- REIT funds in Oman set to boost real estate and capital market
-
Oman’s Capital Market Authority (CMA) issued the regulatory framework (Regulation) for the introduction and trading of real estate investment trusts (REITs) in early January 2018.
Oman joins the UAE, Saudi Arabia and Bahrain as GCC countries which have established REIT regulations. REITs have gained popularity in GCC countries in recent years as a mechanism for smaller investors to invest in real estate while offering real estate companies access to a larger pool of investors to fund acquisitions and development projects via capital markets.

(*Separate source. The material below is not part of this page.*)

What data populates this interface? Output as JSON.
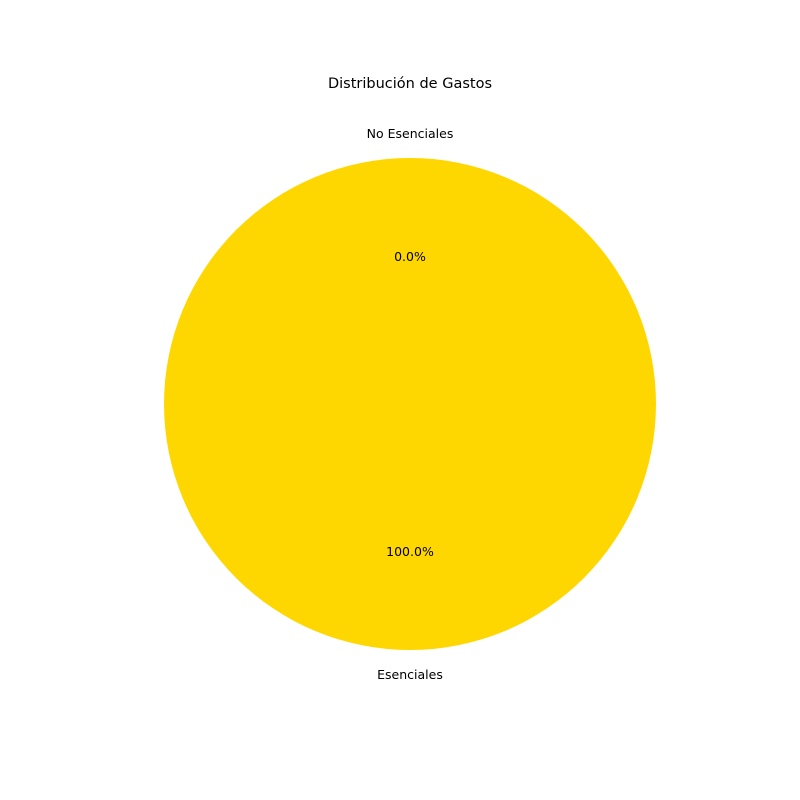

The keenly-awaited Regulation contains detailed guidelines for setting-up, managing and operating REITs. It expands existing rules on investment funds in the CMA’s Executive Regulations (Decision 1/2009). The Regulation governs both conventional and shariah-compliant REITs and allows for different structures such as closed-end REITs, public REITs and special REITs. Under the Regulation, a REIT must have a minimum paid-up capital of OMR10 million, offer at least 40% of units to the public in the case of a public REIT, and pay a minimum of 90% of the net annual profits as a dividend to unit holders. In contrast to other jurisdictions which limit foreign ownership to 49%, international investors can own up to 100% of a REIT set up in the Sultanate.
REITs may invest only in real estate properties, special purpose vehicles, assets (whether or not they relate to real estate), monetary amounts, deposits and financial instruments. The Regulation contains a number of specific restrictions on permitted investment activities. For example, a REIT may not offer credit facilities, purchase vacant land, nor invest more than a certain percentage of its asset value outside Oman. In all cases, a minimum 50% of the total value of the REIT’s assets has to be invested in income-generating real estate and/or special purpose vehicles.
The stricter regulatory framework for REITs in comparison to direct investment in a real estate asset or investment via a fund should increase transparency in the real estate market where visibility around asset performance, ownership and legislation are key to attracting capital. The significance and potential of REITS in Oman as a vehicle for driving investment and liquidity in the real estate industry, as well as boosting capital market activity, was identified by Tanfeedh — Oman’s National Programme for Enhancing Economic Diversification — as one of nearly 100 economic initiatives for implementation over the short term.